L’entretien tient en un geste trimestriel : sortir les filtres, les passer à l’aspirateur, les remettre. Un remplacement annuel s’impose ensuite, pour un budget de consommables de l’ordre de 120 € par an sur quatre unités. Négliger cette routine produit un défaut caractéristique : une odeur d’échangeur qui apparaît au bout d’un an environ et qui ne part pas au nettoyage superficiel. Ce phénomène rejoint les autres sources d’odeurs tenaces en intérieur, comme celles qui persistent plusieurs semaines après des travaux de peinture. L’ADEME recommande de nettoyer les bouches une fois par trimestre et d’aérer 5 à 10 minutes matin et soir, y compris en présence d’une ventilation mécanique.
Le bon cas d’usage, et les trois situations où cet appareil déçoit
L’extracteur double flux décentralisé est la bonne réponse dans trois configurations précises. Une pièce isolée à rénover, chambre transformée en bureau ou combles aménagés, où tirer des gaines coûterait plus cher que l’appareil. Un appartement où aucune gaine collective n’est disponible et où les travaux en plafond sont interdits par le règlement de copropriété. Une pièce humide sans possibilité de gaines, à condition qu’elle dispose d’un mur de façade.
À l’inverse, trois situations condamnent le choix. Équiper une maison entière revient plus cher qu’une centrale double flux, avec un rendement global inférieur et autant de percements en façade. Remplacer une VMC défaillante par ce type d’appareil est un contresens : le réseau existe déjà, le remettre en service coûte infiniment moins cher qu’une dizaine de modules. Enfin, sur une enveloppe ancienne non isolée et non étanche, la récupération de chaleur porte sur une part si faible des pertes que le surcoût ne se justifie pas. Une ventilation mécanique répartie classique, que l’ADEME cite comme alternative pertinente en rénovation des bâtiments antérieurs à 1982, remplit alors la fonction pour bien moins cher.
Un dernier réflexe utile avant d’acheter : vérifier que le mur de façade visé n’est pas déjà encombré par un autre équipement traversant. Sur un logement climatisé, les liaisons frigorifiques et l’évacuation des condensats occupent souvent la même zone, et leur déplacement relève d’un professionnel, comme le rappelle tout ce qui touche à la réparation d’un système de climatisation.
Sources officielles
- Article 3 de l’arrêté du 24 mars 1982 relatif à l’aération des logements : principe de l’aération générale et permanente et débits extraits minimaux par pièce de service.
- Article 4 de l’arrêté du 24 mars 1982 : débit total extrait minimal selon le nombre de pièces principales et débit réduit de cuisine.

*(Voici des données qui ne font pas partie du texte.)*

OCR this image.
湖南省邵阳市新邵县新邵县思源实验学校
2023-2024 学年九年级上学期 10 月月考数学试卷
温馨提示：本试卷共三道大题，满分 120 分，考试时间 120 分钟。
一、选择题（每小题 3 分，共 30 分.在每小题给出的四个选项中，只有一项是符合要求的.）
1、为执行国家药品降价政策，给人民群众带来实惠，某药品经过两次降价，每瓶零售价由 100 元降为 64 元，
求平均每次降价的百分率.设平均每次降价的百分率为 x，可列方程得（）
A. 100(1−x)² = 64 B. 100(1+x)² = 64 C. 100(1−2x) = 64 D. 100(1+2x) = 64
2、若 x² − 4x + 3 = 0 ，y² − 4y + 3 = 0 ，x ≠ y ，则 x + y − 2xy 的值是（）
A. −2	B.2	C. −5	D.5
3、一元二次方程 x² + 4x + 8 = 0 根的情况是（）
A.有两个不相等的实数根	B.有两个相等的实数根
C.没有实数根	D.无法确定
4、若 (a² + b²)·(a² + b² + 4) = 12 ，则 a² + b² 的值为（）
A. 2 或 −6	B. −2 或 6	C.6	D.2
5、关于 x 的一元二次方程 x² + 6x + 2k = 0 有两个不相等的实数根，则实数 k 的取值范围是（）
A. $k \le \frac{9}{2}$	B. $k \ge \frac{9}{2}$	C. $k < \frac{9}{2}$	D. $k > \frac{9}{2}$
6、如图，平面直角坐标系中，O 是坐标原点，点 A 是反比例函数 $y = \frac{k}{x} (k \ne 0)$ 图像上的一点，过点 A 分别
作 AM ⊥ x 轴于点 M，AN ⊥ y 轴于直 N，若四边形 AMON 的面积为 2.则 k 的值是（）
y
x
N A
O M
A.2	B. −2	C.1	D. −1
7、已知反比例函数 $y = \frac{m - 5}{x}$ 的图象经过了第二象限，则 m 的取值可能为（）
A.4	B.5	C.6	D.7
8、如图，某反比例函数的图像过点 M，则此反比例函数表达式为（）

- ADEME, les infos clés pour construire sa maison : récupération de 70 à 90 % de la chaleur de l’air extrait, environ 1 500 kWh par an et 7 à 10 % de la consommation de chauffage.
- ADEME, quel système de ventilation choisir pour assainir l’air : complexité de la double flux centralisée en rénovation, changement des filtres une à deux fois par an, ventilation mécanique répartie comme alternative pour les bâtiments antérieurs à 1982.
- ADEME, respirer un air sain chez soi : nettoyage trimestriel des bouches, aération de 5 à 10 minutes matin et soir, espace de 2 cm sous les portes intérieures.